We want the derivative of (x(1-x))²[C+G] to cancel out the derivative of the first part of the function. Now the derivative is linear, and we've already found a constant C that gets the job done, so we require that the derivative of (x(1-x))²G vanish. Let's go back to the product rule again: [FG]' = F'G + FG' = 0. From this we can see that there is a trivial solution when G and G' both vanish (this is our friend (x-m)²), but there's also a second solution available, when G and G' are perfectly balanced at point m.

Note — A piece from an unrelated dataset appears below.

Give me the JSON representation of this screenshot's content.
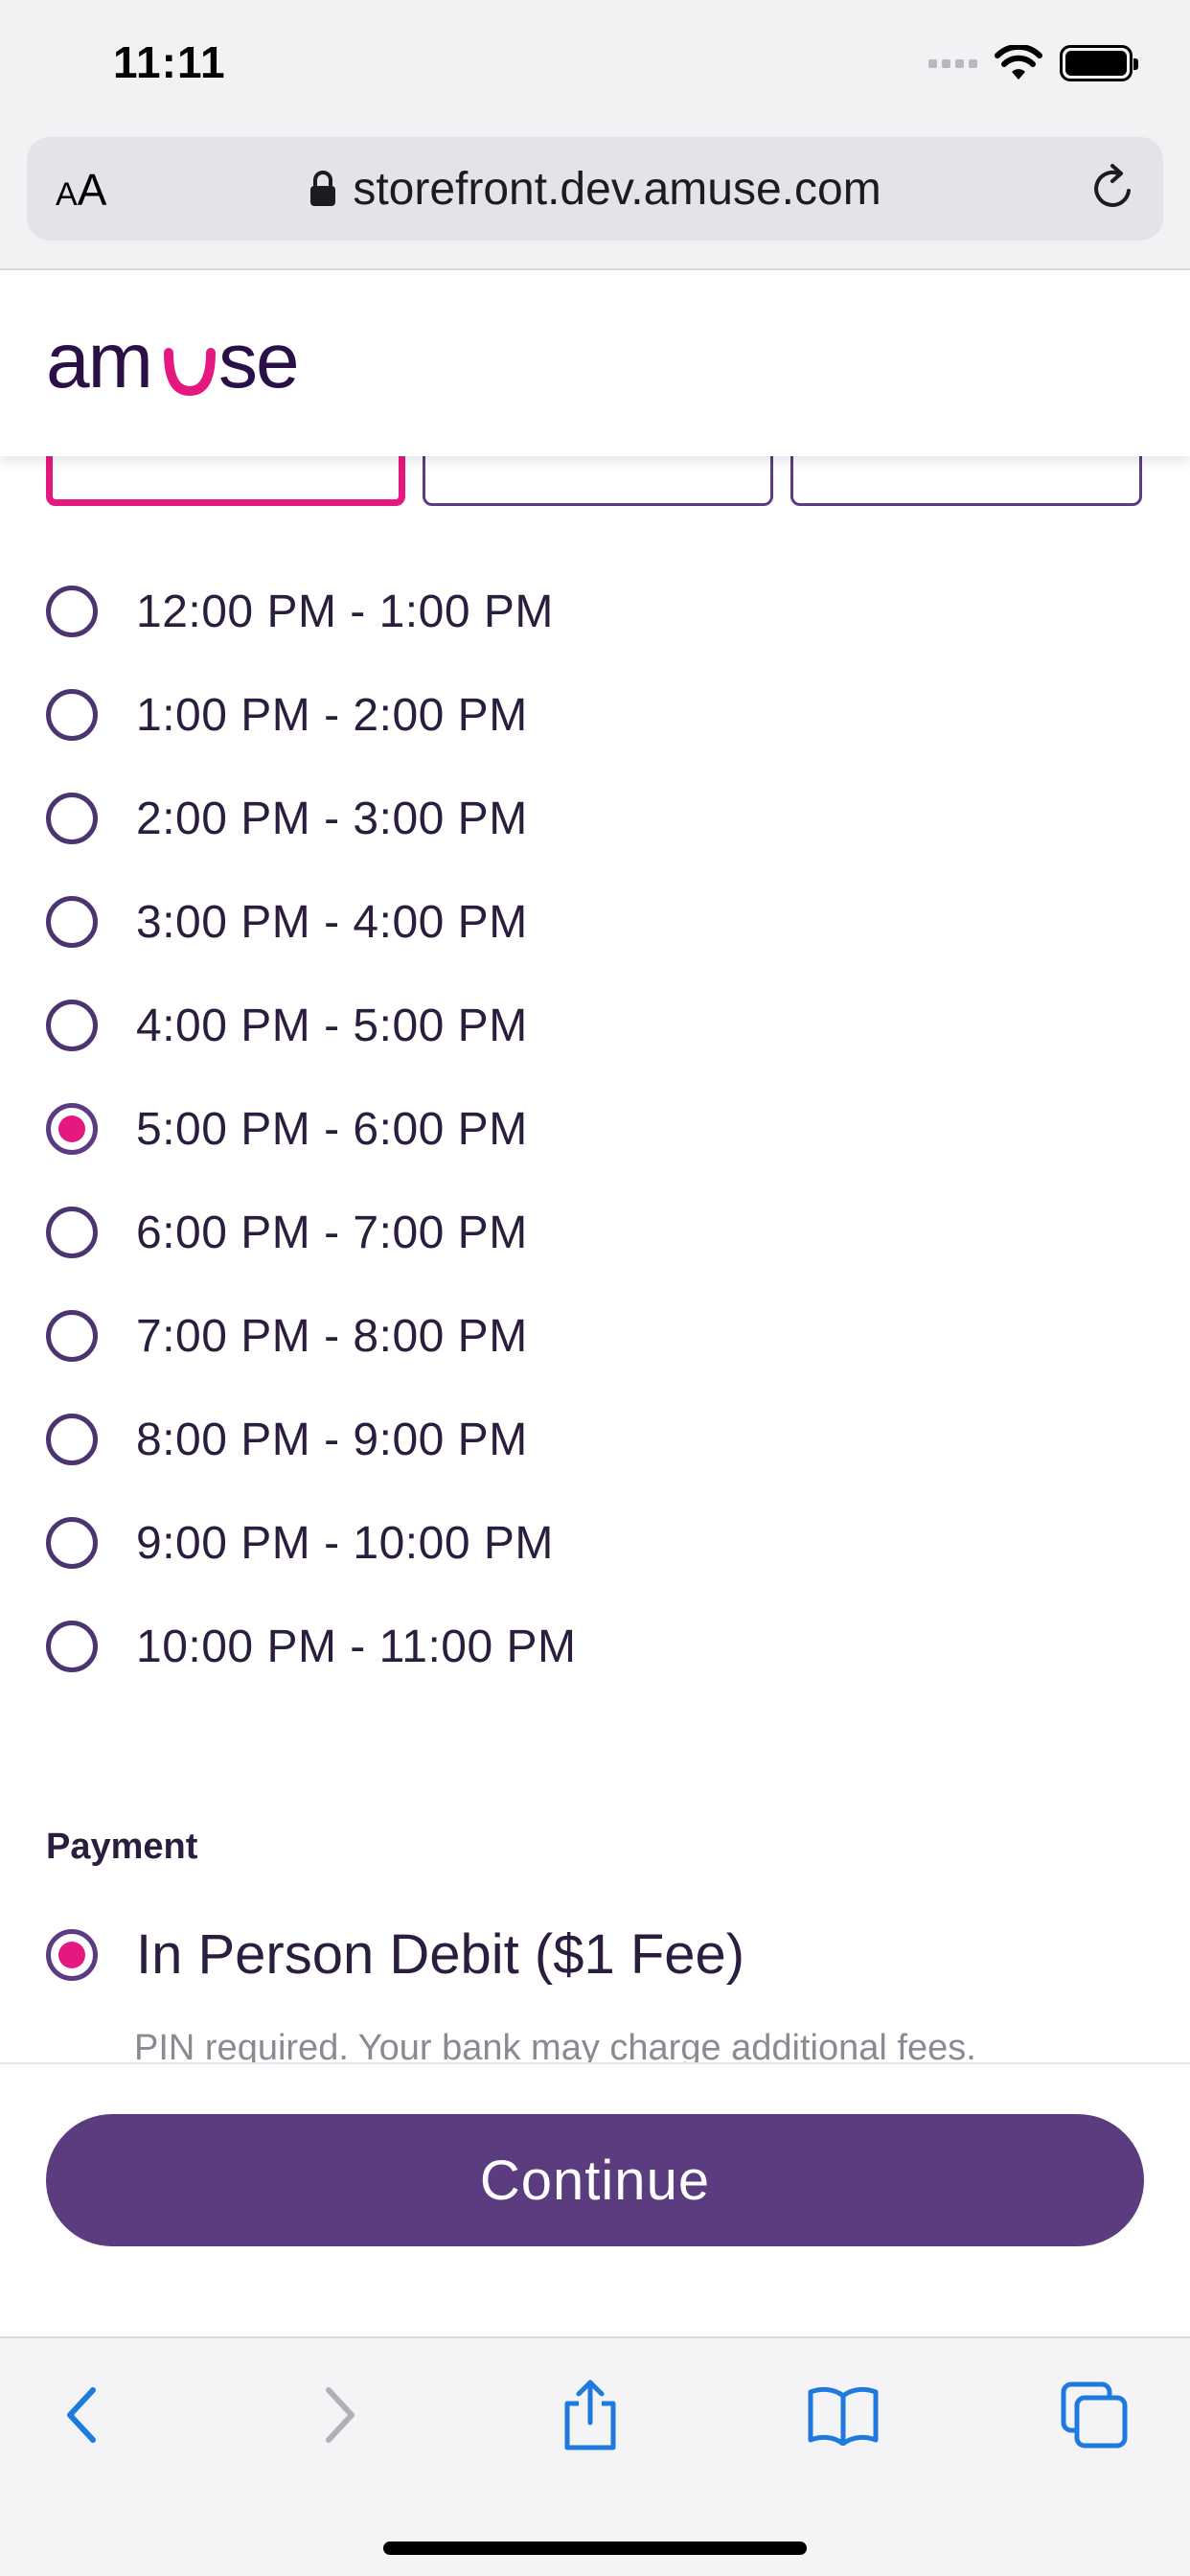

-F(m) G(m) / F'(m) = G'(m)
Which is satisfied by
G(x) = exp[ -F(m) x / F'(m) ]
G(x) = exp[ -m(1-m) x /(2-4m) ]
Both of these solutions are just as valid if we multiply a constant, and so...
p(x) = x(1-x)² A + x²(1-x)B + (x(1-x))² [ C(m) + (x-m)²D(y) + exp[-m(1-m) x /(2-4m) ]E(z) ]

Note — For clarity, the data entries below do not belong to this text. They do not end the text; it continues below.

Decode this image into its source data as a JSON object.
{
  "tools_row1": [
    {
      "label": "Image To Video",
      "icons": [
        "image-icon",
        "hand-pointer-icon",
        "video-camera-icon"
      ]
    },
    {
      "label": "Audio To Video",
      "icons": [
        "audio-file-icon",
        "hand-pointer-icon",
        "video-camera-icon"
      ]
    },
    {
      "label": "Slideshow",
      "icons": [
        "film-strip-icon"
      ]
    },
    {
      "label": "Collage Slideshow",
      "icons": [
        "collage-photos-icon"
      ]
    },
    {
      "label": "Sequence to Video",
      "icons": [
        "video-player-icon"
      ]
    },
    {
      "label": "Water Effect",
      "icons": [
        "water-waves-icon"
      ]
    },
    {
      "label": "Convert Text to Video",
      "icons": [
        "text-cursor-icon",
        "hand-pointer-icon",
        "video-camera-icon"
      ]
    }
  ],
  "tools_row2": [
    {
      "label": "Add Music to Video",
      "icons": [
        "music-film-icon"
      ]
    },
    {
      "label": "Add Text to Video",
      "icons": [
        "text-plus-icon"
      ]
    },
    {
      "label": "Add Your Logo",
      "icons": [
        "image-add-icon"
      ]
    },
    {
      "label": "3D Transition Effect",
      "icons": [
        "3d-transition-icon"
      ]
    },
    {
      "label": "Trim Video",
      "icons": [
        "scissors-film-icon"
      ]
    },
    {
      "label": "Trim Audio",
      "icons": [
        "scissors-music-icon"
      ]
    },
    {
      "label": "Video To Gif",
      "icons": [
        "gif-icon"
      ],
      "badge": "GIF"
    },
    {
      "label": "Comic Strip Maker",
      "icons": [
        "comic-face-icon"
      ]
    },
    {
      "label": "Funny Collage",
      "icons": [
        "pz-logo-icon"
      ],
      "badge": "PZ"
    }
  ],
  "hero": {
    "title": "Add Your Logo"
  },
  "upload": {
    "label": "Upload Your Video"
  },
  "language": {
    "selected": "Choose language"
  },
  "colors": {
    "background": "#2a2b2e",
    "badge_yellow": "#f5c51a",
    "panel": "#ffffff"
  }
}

Where to go from here? Well, there's an excess of flexibility, as we have one clear constraint that we haven't addressed (we need ∫p = 1), but two parameters available. If I had no further observables to address, I would most likely discard the exponential and use D(y) to meet the last obligation. But if there are other constraints to meet, then I would probably use E(z) to deliver the correct integral, and expand D subject to the constraint that the integral vanish.
It seems to me that you ought to be able to go in any order you wish. For example, you could start by satisfying the probability distribution by using p(x) = 1, then start adding additional observables with the constraint that the integral vanishes.
Last piece of advice - don't trust the math blindly. Look at the plot for your distribution as a sanity check; if your model includes negative probability, you had better be able to explain why that's a good idea.
They don't realize that it feels just the same to be sure and wrong as sure and right.